Decoding coalescent hidden Markov models in linear time
Kelley Harris, Sara Sheehan, John A. Kamm, Yun S. Song
(Submitted on 4 Mar 2014)
In many areas of computational biology, hidden Markov models (HMMs) have been used to model local genomic features. In particular, coalescent HMMs have been used to infer ancient population sizes, migration rates, divergence times, and other parameters such as mutation and recombination rates.

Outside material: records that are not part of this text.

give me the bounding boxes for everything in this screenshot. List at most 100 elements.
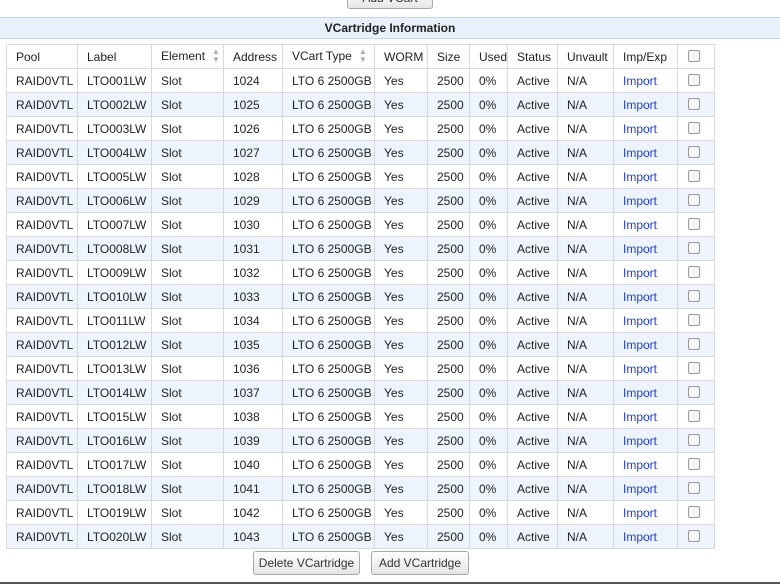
row-checkbox[interactable] xyxy=(688,410,700,423)
import-link[interactable]: Import xyxy=(623,530,657,544)
cell-select xyxy=(677,92,715,117)
sort-icon[interactable]: ▲ ▼ xyxy=(212,47,220,64)
table-row: RAID0VTL LTO020LW Slot 1043 LTO 6 2500GB… xyxy=(6,524,715,549)
cell-worm: Yes xyxy=(374,428,428,453)
import-link[interactable]: Import xyxy=(623,410,657,424)
cell-size: 2500 xyxy=(427,500,470,525)
row-checkbox[interactable] xyxy=(688,194,700,207)
row-checkbox[interactable] xyxy=(688,362,700,375)
import-link[interactable]: Import xyxy=(623,386,657,400)
row-checkbox[interactable] xyxy=(688,314,700,327)
cell-worm: Yes xyxy=(374,260,428,285)
cell-size: 2500 xyxy=(427,188,470,213)
import-link[interactable]: Import xyxy=(623,290,657,304)
column-header-size[interactable]: Size xyxy=(427,44,470,69)
table-row: RAID0VTL LTO007LW Slot 1030 LTO 6 2500GB… xyxy=(6,212,715,237)
cell-status: Active xyxy=(507,308,558,333)
select-all-checkbox[interactable] xyxy=(688,50,700,63)
cell-vcart-type: LTO 6 2500GB xyxy=(282,500,375,525)
row-checkbox[interactable] xyxy=(688,434,700,447)
cell-imp-exp: Import xyxy=(613,428,678,453)
row-checkbox[interactable] xyxy=(688,266,700,279)
cell-label: LTO012LW xyxy=(77,332,152,357)
cell-vcart-type: LTO 6 2500GB xyxy=(282,140,375,165)
cell-label: LTO004LW xyxy=(77,140,152,165)
row-checkbox[interactable] xyxy=(688,74,700,87)
column-header-address[interactable]: Address xyxy=(223,44,283,69)
cell-status: Active xyxy=(507,212,558,237)
column-header-label: Unvault xyxy=(567,49,608,64)
row-checkbox[interactable] xyxy=(688,242,700,255)
column-header-vcart-type[interactable]: VCart Type ▲ ▼ xyxy=(282,44,375,69)
import-link[interactable]: Import xyxy=(623,482,657,496)
import-link[interactable]: Import xyxy=(623,338,657,352)
row-checkbox[interactable] xyxy=(688,218,700,231)
cell-used: 0% xyxy=(469,188,508,213)
row-checkbox[interactable] xyxy=(688,506,700,519)
column-header-select-all[interactable] xyxy=(677,44,715,69)
import-link[interactable]: Import xyxy=(623,506,657,520)
column-header-label-col[interactable]: Label xyxy=(77,44,152,69)
cell-label: LTO007LW xyxy=(77,212,152,237)
cell-size: 2500 xyxy=(427,212,470,237)
cell-size: 2500 xyxy=(427,260,470,285)
cell-size: 2500 xyxy=(427,164,470,189)
column-header-pool[interactable]: Pool xyxy=(6,44,78,69)
column-header-used[interactable]: Used xyxy=(469,44,508,69)
column-header-worm[interactable]: WORM xyxy=(374,44,428,69)
cell-size: 2500 xyxy=(427,452,470,477)
cell-size: 2500 xyxy=(427,284,470,309)
cell-worm: Yes xyxy=(374,140,428,165)
cell-imp-exp: Import xyxy=(613,308,678,333)
row-checkbox[interactable] xyxy=(688,482,700,495)
import-link[interactable]: Import xyxy=(623,122,657,136)
row-checkbox[interactable] xyxy=(688,338,700,351)
row-checkbox[interactable] xyxy=(688,290,700,303)
column-header-unvault[interactable]: Unvault xyxy=(557,44,614,69)
cell-element: Slot xyxy=(151,284,224,309)
cell-status: Active xyxy=(507,140,558,165)
table-row: RAID0VTL LTO006LW Slot 1029 LTO 6 2500GB… xyxy=(6,188,715,213)
row-checkbox[interactable] xyxy=(688,386,700,399)
import-link[interactable]: Import xyxy=(623,74,657,88)
column-header-element[interactable]: Element ▲ ▼ xyxy=(151,44,224,69)
row-checkbox[interactable] xyxy=(688,122,700,135)
cell-select xyxy=(677,332,715,357)
cell-element: Slot xyxy=(151,68,224,93)
cell-vcart-type: LTO 6 2500GB xyxy=(282,236,375,261)
cell-worm: Yes xyxy=(374,284,428,309)
cell-worm: Yes xyxy=(374,308,428,333)
import-link[interactable]: Import xyxy=(623,434,657,448)
add-vcartridge-button[interactable]: Add VCartridge xyxy=(371,551,469,575)
delete-vcartridge-button[interactable]: Delete VCartridge xyxy=(253,551,360,575)
column-header-status[interactable]: Status xyxy=(507,44,558,69)
cell-address: 1036 xyxy=(223,356,283,381)
cell-status: Active xyxy=(507,380,558,405)
import-link[interactable]: Import xyxy=(623,146,657,160)
row-checkbox[interactable] xyxy=(688,98,700,111)
row-checkbox[interactable] xyxy=(688,458,700,471)
import-link[interactable]: Import xyxy=(623,266,657,280)
bottom-divider xyxy=(0,582,780,584)
cell-select xyxy=(677,116,715,141)
import-link[interactable]: Import xyxy=(623,170,657,184)
import-link[interactable]: Import xyxy=(623,458,657,472)
column-header-imp-exp[interactable]: Imp/Exp xyxy=(613,44,678,69)
row-checkbox[interactable] xyxy=(688,530,700,543)
cell-used: 0% xyxy=(469,380,508,405)
row-checkbox[interactable] xyxy=(688,146,700,159)
table-header-row: Pool Label Element ▲ ▼ Address VCart Type ▲… xyxy=(6,44,715,69)
import-link[interactable]: Import xyxy=(623,218,657,232)
cell-imp-exp: Import xyxy=(613,140,678,165)
cell-select xyxy=(677,188,715,213)
add-vcart-top-button[interactable]: Add VCart xyxy=(347,0,433,9)
import-link[interactable]: Import xyxy=(623,362,657,376)
cell-pool: RAID0VTL xyxy=(6,164,78,189)
import-link[interactable]: Import xyxy=(623,242,657,256)
import-link[interactable]: Import xyxy=(623,194,657,208)
import-link[interactable]: Import xyxy=(623,314,657,328)
sort-icon[interactable]: ▲ ▼ xyxy=(359,47,367,64)
import-link[interactable]: Import xyxy=(623,98,657,112)
row-checkbox[interactable] xyxy=(688,170,700,183)
column-header-label: WORM xyxy=(384,49,424,64)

As more loci, sequences, and hidden states are added to the model, however, the runtime of coalescent HMMs can quickly become prohibitive. Here we present a new algorithm for reducing the runtime of coalescent HMMs from quadratic in the number of hidden time states to linear, without making any additional approximations. Our algorithm can be incorporated into various coalescent HMMs, including the popular method PSMC for inferring variable effective population sizes. Here we implement this algorithm to speed up our demographic inference method diCal, which is equivalent to PSMC when applied to a sample of two haplotypes. We demonstrate that the linear-time method can reconstruct a population size change history more accurately than the quadratic-time method, given similar computation resources. We also apply the method to data from the 1000 Genomes project, inferring a high-resolution history of size changes in the European population.